Ahora bien, en referencia a las primeras víctimas, estos días hemos visto cómo se traspasaban todas las vallas democráticas y, desde el propio Poder Ejecutivo, se organizaba una visita a quienes están cumpliendo condenas por los crímenes más atroces que una sociedad pueda concebir: los crímenes por delitos de lesa humanidad, los crímenes de Estado. Esas condenas que se cumplen fueron dictadas por jueces que vienen juzgando a los responsables desde hace casi 20 años. En ese acto reprochable e irresponsable, donde diputados nacionales visitaron a los represores para recibir una propuesta de morigeración de las penas a través de prisiones domiciliarias, entre otras medidas; se pasaron por alto varias vallas, no solo una, provocando así una severa reactualización del dolor y temor en las víctimas de esos crímenes. Un impacto que  parece no tener inscripción, o tener una inscripción muy lábil en los diversos movimientos sociales y políticos, frente a la gravedad moral que implica para la sociedad en su conjunto.
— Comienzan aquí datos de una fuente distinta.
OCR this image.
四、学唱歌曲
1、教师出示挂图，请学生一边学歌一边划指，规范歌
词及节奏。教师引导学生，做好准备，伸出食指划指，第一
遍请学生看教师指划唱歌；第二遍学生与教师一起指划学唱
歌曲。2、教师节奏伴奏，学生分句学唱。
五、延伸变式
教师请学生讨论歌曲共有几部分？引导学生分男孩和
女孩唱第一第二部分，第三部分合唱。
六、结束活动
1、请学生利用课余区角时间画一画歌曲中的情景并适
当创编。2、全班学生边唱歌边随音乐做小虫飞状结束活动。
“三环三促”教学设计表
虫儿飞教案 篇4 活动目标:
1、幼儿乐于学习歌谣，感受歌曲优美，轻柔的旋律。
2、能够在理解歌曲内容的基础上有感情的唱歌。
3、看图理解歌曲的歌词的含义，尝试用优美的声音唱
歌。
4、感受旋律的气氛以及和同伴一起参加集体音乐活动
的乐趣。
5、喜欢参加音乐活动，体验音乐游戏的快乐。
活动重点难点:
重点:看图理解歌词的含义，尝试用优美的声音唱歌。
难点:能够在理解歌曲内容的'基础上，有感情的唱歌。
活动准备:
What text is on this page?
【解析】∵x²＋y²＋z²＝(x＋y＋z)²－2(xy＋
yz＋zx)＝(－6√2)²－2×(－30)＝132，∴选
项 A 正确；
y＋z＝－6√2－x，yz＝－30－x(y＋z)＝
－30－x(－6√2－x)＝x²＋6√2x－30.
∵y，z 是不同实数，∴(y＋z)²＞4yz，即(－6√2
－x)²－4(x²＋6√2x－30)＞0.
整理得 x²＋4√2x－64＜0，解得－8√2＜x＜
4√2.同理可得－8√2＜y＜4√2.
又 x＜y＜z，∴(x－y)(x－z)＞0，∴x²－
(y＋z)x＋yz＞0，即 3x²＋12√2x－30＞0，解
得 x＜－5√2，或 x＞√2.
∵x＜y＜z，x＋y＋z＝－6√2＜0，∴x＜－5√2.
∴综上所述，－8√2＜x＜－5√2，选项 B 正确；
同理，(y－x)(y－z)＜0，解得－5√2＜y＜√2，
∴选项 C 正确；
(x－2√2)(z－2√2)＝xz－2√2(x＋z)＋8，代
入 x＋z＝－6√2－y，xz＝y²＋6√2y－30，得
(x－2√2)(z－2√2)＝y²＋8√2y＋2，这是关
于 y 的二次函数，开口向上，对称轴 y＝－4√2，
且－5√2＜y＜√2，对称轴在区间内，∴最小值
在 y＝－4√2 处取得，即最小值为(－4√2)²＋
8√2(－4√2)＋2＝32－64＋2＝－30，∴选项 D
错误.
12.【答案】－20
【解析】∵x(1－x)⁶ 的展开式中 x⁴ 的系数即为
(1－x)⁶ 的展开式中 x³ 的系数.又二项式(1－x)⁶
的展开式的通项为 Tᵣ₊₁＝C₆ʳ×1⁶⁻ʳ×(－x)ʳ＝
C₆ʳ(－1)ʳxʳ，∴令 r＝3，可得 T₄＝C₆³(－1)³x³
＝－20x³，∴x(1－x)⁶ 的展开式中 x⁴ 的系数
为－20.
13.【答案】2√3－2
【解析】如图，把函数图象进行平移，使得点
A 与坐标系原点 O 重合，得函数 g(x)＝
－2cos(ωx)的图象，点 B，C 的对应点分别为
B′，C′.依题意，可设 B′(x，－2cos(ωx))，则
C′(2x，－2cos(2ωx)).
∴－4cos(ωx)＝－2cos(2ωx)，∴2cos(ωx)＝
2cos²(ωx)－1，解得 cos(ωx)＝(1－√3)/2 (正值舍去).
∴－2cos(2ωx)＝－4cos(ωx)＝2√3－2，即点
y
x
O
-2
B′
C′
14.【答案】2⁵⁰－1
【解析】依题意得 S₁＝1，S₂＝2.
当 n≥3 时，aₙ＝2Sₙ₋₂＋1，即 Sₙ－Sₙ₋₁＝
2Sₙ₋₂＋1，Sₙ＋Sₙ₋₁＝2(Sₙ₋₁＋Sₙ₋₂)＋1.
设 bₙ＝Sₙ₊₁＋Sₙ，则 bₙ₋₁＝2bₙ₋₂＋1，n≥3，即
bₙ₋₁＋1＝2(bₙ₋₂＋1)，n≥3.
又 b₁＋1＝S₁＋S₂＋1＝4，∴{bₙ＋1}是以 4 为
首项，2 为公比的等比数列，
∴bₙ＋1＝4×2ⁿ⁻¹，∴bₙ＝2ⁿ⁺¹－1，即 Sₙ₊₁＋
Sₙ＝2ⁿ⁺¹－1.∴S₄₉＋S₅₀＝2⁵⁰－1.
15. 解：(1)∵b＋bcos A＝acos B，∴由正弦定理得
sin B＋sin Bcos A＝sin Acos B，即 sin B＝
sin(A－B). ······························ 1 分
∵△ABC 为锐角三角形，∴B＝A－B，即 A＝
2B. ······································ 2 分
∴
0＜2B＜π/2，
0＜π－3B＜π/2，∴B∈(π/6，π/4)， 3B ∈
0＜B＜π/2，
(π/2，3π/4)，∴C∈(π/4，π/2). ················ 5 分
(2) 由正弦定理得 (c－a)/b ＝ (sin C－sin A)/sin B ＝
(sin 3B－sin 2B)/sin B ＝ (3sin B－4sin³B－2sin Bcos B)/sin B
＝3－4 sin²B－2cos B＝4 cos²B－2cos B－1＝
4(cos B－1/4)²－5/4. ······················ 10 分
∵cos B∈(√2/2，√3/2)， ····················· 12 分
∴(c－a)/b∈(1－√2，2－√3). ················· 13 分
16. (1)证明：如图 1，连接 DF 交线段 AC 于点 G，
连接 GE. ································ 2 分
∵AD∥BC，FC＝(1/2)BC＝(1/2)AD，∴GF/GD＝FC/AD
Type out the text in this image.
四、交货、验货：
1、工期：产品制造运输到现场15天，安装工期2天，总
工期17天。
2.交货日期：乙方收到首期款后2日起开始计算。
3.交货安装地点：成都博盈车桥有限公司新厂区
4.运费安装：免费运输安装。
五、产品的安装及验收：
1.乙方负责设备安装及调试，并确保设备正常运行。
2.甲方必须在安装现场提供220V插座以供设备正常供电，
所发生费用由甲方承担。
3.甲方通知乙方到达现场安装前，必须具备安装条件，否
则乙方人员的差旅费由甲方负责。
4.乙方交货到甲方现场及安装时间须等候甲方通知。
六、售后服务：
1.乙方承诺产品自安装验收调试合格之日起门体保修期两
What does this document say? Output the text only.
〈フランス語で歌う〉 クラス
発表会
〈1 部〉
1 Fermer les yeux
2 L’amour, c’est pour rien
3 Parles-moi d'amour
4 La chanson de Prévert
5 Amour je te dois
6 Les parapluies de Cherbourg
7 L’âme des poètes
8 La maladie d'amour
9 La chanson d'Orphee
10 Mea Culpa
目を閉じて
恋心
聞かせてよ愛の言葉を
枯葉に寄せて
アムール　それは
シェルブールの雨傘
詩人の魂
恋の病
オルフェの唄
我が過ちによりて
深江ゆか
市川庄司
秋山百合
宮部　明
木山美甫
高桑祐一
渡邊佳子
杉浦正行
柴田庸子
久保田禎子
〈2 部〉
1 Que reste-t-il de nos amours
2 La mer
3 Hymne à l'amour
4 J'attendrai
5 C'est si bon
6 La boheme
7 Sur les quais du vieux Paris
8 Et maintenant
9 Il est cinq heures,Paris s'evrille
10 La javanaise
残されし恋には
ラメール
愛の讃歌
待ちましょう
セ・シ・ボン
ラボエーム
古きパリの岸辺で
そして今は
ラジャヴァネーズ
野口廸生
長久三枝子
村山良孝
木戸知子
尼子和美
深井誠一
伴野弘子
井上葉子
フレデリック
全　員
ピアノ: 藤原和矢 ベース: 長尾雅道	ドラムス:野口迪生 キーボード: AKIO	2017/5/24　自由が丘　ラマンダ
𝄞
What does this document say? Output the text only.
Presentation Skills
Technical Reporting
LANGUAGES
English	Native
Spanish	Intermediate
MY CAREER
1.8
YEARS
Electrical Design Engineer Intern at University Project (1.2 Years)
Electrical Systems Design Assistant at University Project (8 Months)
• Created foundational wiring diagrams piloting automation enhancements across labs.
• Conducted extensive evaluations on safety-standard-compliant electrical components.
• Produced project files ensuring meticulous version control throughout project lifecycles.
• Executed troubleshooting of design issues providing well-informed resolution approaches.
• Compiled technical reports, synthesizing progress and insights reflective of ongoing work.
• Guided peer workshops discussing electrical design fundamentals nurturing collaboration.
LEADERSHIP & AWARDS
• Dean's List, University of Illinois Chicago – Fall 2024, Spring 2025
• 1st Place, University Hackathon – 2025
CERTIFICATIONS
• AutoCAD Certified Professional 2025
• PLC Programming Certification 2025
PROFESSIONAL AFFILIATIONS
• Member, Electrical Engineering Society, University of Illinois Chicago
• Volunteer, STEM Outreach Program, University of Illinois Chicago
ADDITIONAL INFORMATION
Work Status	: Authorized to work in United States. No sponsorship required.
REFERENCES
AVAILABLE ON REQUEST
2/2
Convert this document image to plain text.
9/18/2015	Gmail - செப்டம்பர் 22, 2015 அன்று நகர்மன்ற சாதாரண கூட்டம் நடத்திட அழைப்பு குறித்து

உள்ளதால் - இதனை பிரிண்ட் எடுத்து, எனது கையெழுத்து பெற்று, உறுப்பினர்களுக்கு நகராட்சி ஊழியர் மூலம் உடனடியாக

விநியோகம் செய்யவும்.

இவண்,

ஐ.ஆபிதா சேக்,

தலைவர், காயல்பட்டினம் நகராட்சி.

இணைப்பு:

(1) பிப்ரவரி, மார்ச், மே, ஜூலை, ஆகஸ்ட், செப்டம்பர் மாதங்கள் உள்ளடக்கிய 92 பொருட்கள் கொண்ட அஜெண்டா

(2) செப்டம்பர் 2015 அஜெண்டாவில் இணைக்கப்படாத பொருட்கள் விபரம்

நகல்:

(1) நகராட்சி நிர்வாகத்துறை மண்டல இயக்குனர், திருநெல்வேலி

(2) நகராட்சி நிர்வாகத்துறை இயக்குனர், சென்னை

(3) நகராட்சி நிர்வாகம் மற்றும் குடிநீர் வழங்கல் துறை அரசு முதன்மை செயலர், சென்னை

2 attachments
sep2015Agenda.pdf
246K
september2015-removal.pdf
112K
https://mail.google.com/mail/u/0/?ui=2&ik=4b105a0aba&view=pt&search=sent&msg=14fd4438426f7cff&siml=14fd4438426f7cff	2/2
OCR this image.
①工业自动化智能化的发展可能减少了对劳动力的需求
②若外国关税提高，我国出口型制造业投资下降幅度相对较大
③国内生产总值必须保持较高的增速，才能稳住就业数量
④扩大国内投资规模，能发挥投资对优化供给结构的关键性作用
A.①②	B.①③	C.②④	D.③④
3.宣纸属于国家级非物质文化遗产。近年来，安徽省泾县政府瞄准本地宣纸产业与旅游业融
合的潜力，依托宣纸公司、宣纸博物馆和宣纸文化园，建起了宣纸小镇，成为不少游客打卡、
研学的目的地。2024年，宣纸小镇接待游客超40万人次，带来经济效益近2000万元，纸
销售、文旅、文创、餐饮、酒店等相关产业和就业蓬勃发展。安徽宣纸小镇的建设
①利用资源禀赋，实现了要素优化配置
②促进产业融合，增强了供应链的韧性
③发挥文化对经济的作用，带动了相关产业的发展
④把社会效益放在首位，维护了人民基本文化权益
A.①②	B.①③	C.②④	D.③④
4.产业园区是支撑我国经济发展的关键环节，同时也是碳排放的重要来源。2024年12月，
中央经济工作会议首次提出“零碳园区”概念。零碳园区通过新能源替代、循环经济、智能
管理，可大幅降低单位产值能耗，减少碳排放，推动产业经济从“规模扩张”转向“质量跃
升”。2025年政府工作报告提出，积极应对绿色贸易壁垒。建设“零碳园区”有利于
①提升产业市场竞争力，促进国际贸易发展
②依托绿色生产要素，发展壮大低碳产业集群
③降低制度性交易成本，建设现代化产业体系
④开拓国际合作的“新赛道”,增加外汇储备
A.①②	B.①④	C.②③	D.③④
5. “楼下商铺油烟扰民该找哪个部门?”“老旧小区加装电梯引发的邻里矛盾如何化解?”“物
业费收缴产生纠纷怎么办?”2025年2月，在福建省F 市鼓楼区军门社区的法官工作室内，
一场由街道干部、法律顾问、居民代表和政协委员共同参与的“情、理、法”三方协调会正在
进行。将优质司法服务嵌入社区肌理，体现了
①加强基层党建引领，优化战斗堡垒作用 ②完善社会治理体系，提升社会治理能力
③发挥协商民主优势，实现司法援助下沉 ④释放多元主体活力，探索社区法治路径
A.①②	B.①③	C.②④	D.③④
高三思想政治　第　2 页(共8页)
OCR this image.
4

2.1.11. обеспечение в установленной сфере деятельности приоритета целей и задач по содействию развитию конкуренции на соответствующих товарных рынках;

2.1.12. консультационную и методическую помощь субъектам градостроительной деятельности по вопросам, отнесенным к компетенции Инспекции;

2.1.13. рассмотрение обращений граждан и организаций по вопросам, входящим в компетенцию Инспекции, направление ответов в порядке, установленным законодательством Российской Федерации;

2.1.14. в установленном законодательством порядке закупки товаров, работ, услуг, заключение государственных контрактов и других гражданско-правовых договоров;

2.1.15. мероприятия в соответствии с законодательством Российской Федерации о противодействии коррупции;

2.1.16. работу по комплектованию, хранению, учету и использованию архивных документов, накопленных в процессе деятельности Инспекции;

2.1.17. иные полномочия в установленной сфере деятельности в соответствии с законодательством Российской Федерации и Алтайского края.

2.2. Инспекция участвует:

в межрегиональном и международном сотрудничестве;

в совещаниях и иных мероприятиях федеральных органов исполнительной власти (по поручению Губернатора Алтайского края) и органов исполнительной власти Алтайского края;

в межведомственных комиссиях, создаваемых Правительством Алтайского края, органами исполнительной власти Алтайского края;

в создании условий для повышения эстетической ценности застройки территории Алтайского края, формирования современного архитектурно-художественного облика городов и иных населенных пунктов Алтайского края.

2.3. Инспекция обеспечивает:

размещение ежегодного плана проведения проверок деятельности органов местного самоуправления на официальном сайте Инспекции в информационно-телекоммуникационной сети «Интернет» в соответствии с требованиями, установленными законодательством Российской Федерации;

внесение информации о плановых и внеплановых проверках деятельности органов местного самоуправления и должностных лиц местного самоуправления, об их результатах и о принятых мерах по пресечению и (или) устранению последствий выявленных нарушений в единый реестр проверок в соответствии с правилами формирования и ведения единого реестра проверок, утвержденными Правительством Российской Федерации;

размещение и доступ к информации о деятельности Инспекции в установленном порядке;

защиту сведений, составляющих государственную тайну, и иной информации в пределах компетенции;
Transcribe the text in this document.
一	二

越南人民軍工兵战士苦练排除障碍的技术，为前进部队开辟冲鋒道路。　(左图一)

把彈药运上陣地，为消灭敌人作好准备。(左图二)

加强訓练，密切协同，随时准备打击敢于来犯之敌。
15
Sí sabemos que, en lo tocante al rasgo ético, una sociedad se reconoce a sí misma, entre otras cosas, por lo que hace con sus víctimas, por el tratamiento que les confiere.

En relación al segundo caso, la imposición de dar a ver hasta el extremo todo lo que pueda ser mostrado y lo que no también, pone en evidencia el carácter perverso del tratamiento que en la actualidad esta sociedad –tragada por la espectacularización– da a las víctimas y el encierro al que quedan sometidas las víctimas frente a ello. Las redes sociales, los medios masivos, exigen más y más y ya nadie puede interceder sin ser acusado de cómplice con la violencia. Así, la víctima queda en soledad, debiendo responder a esa exigencia. Incluso antes que la justicia la designe como tal, la víctima ya está encerrada en el dispositivo que le pide mostrar y demostrar que lo es y donde ya no alcanza ser víctima de algo, sino que debe ser víctima de todo. Toda la vida, a partir de allí y retroactivamente, debe ser leída como un encadenamiento de victimizaciones, donde no existió sujeto alguno.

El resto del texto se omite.